The point was, Kilmartin was owed, and that was that. Minogue wasn’t going to budge on that. It had been James Kilmartin who had set up the shaky Matthew Minogue in his Murder Squad years ago, when Minogue himself was damaged goods. Jittery, inert, and numbed by his own near-miss with death, Minogue was soon a probationer with Kilmartin’s Squad, and the years that followed had been Minogue’s best, working with Kilmartin, close to the dead.

A few cars passed faster now as the city traffic fell away. Minogue again pretended to check his far mirror. He saw that Kilmartin had fallen asleep.

Chapter 5

Colm Breen did a lot of his trademark slow nodding while Fanning talked. He kept his spoon going, carefully turning it on the tablecloth in a series of quarter rotations clockwise, stopping every now and then to rotate it back. Fanning refused to be distracted, or irritated, by it.

Fanning was aware that he was nearing the end of his time.

“It’s so intense,” he said. “Dublin, the real Dublin. No U2 concerts, no trendy apartments by the Liffey stuff. Life in the raw.”

“Gritty, Dermot. That’s the key.”

“Gritty doesn’t go near it. Think of it as a medieval city all over again.”

Breen nodded again.

“What I’m trying to get across,” Fanning went on, “is something beyond any genre, you know.

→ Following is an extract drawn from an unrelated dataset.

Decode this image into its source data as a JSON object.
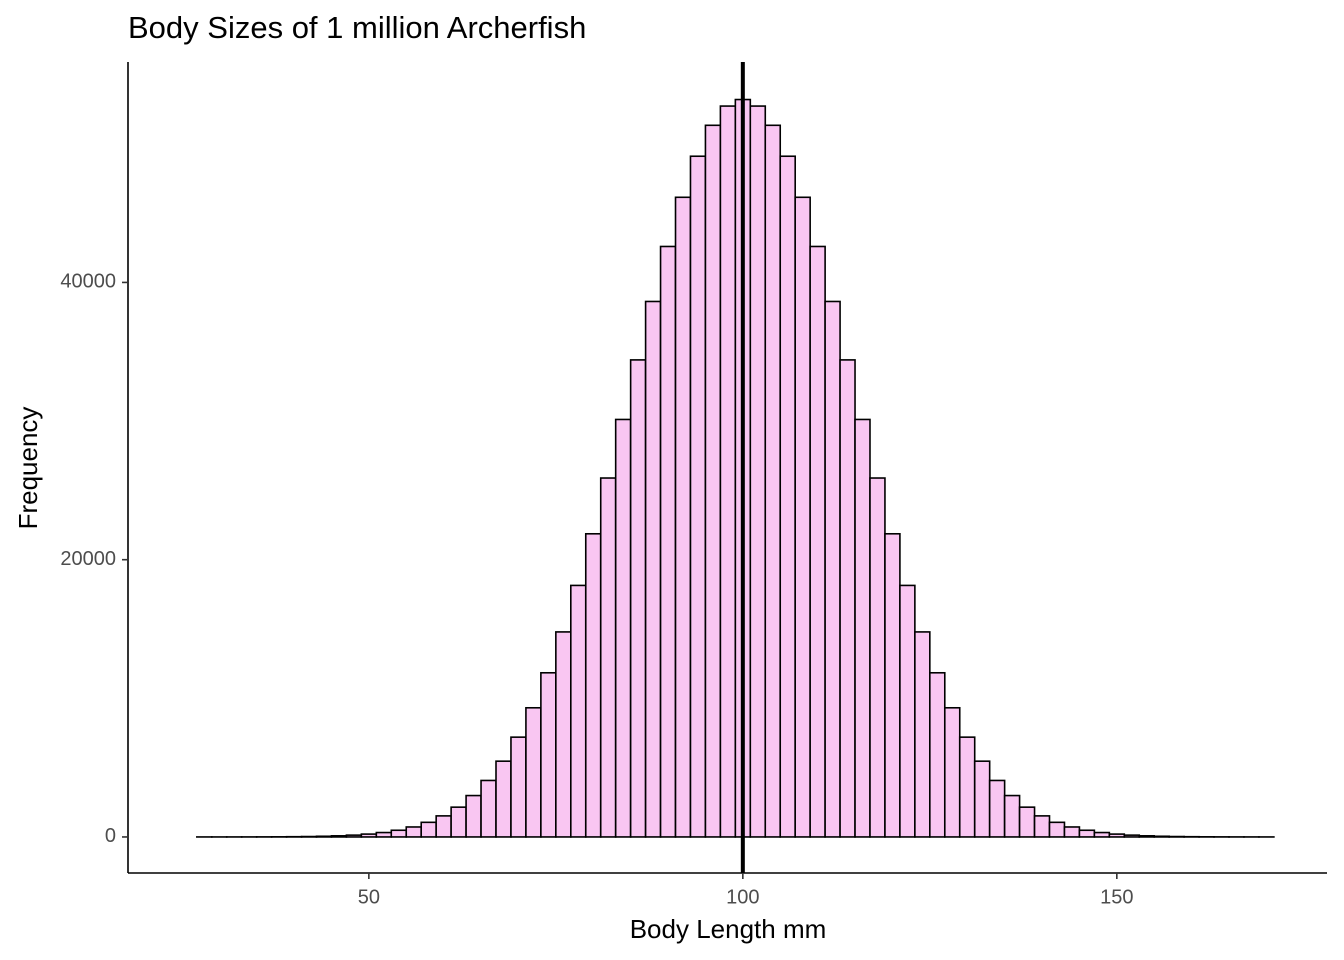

That’s the thing about it being a medieval city.”

“Right,” said Breen. “Not a lot of people would see that.”

“Dublin itself is the story — now I know that sounds corny.”

“No way. You’re not one of those fellas trying to rewrite Ulysses. Thank God.”

“There’s the nobility, if you want to call them that, behind their railings and burglar alarms. Then there’s the ones with nothing, nothing to lose, I mean.”